Ah, well the EU did that, and now we have bags of sugar which weigh 454g.

You contradict yourself here.

You weren’t being pushed into it by anyone else. It was driven by Americans.

If the “bunch of little countries” you refer to is what is now the EU, you stayed out while half of Europe was overrun and only joined in the war when attacked, more than 2 years later.

Fortunately for us we were far too sensible and open minded than that.

You know, given that the economy in the United States is as robust an economy as can be found, generally speaking, given that we manage to muddle along as the world’s biggest superpower, generally speaking, and given that we don’t appear to be losing either status anytime soon, I wonder what the point to insisting that we are somehow silly/stupid/less enlightened for failing to convert to metric is?

Is the metric system more “rational?” Yes. Does it offer the average person advantages in their life through its use? No. Would it occasion a period of discomfort while we adjusted? Yes (think, for example, of all the recipe conversions that would be needed). Are we going to do it? No time soon.

We’ll eliminate the penny, first. :stuck_out_tongue:

Ah, but the penny is metric, being 1/100 of a dollar.
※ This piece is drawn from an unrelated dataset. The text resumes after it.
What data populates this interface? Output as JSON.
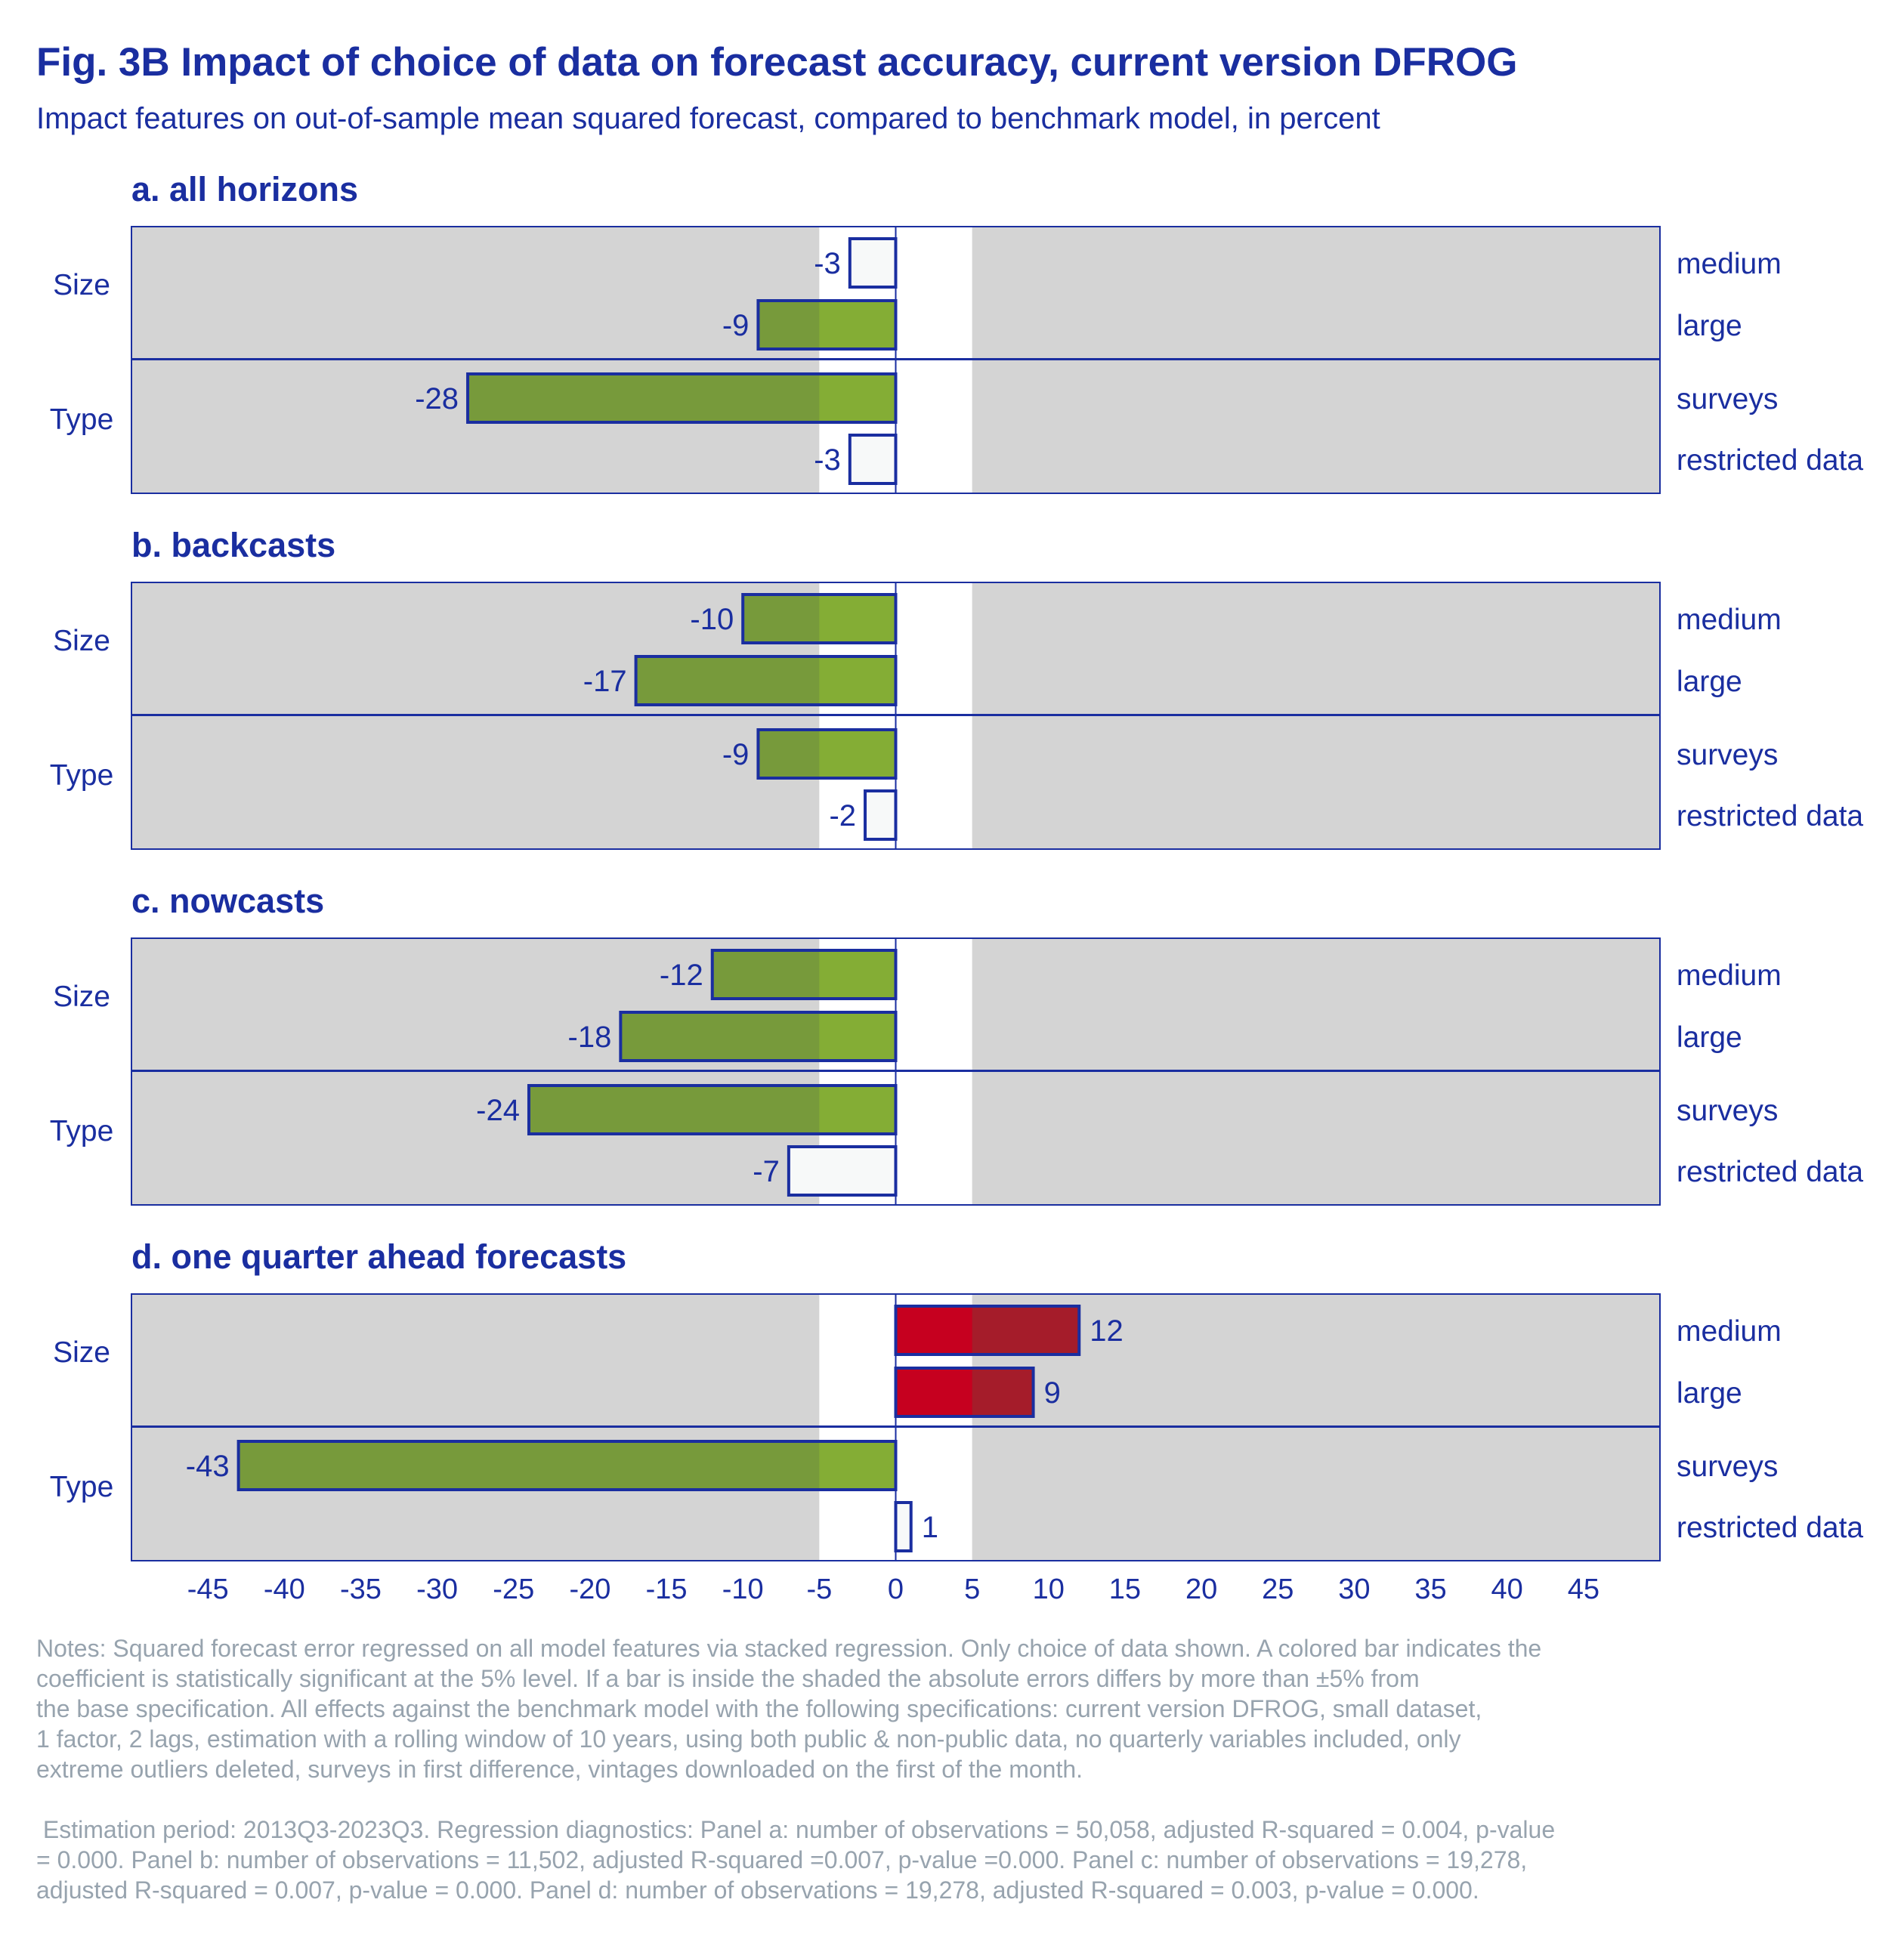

You traditionalists need to eliminate the quarter, and replace it with 20c and 50c coins.

You know, its funny. I was just thinking about the parallels between the US not adopting the metric system, and the US not liking soccer.

Growing up in the US in the 1970s we were told by our teachers that even though our parents and grandparents had never used it we WOULD be using the metric system in our everyday lives by the time we were grownups. We would have to, the rest of the world did and we wouldn’t want to be different, now would we?

And it was right about this time that I first heard about this game called soccer. It was a “new” sport (I know), one that was played all over the world, and even though our parents and grandparents had never played it, it WOULD be one of the most popular sports in America by the time we were grownups. It was in the rest of the world and we wouldn’t want to be different, now would we?
One of my teachers promised us monorails everywhere too, but that’s a different story.

Yeah, and just look how North Haverbrook turned out!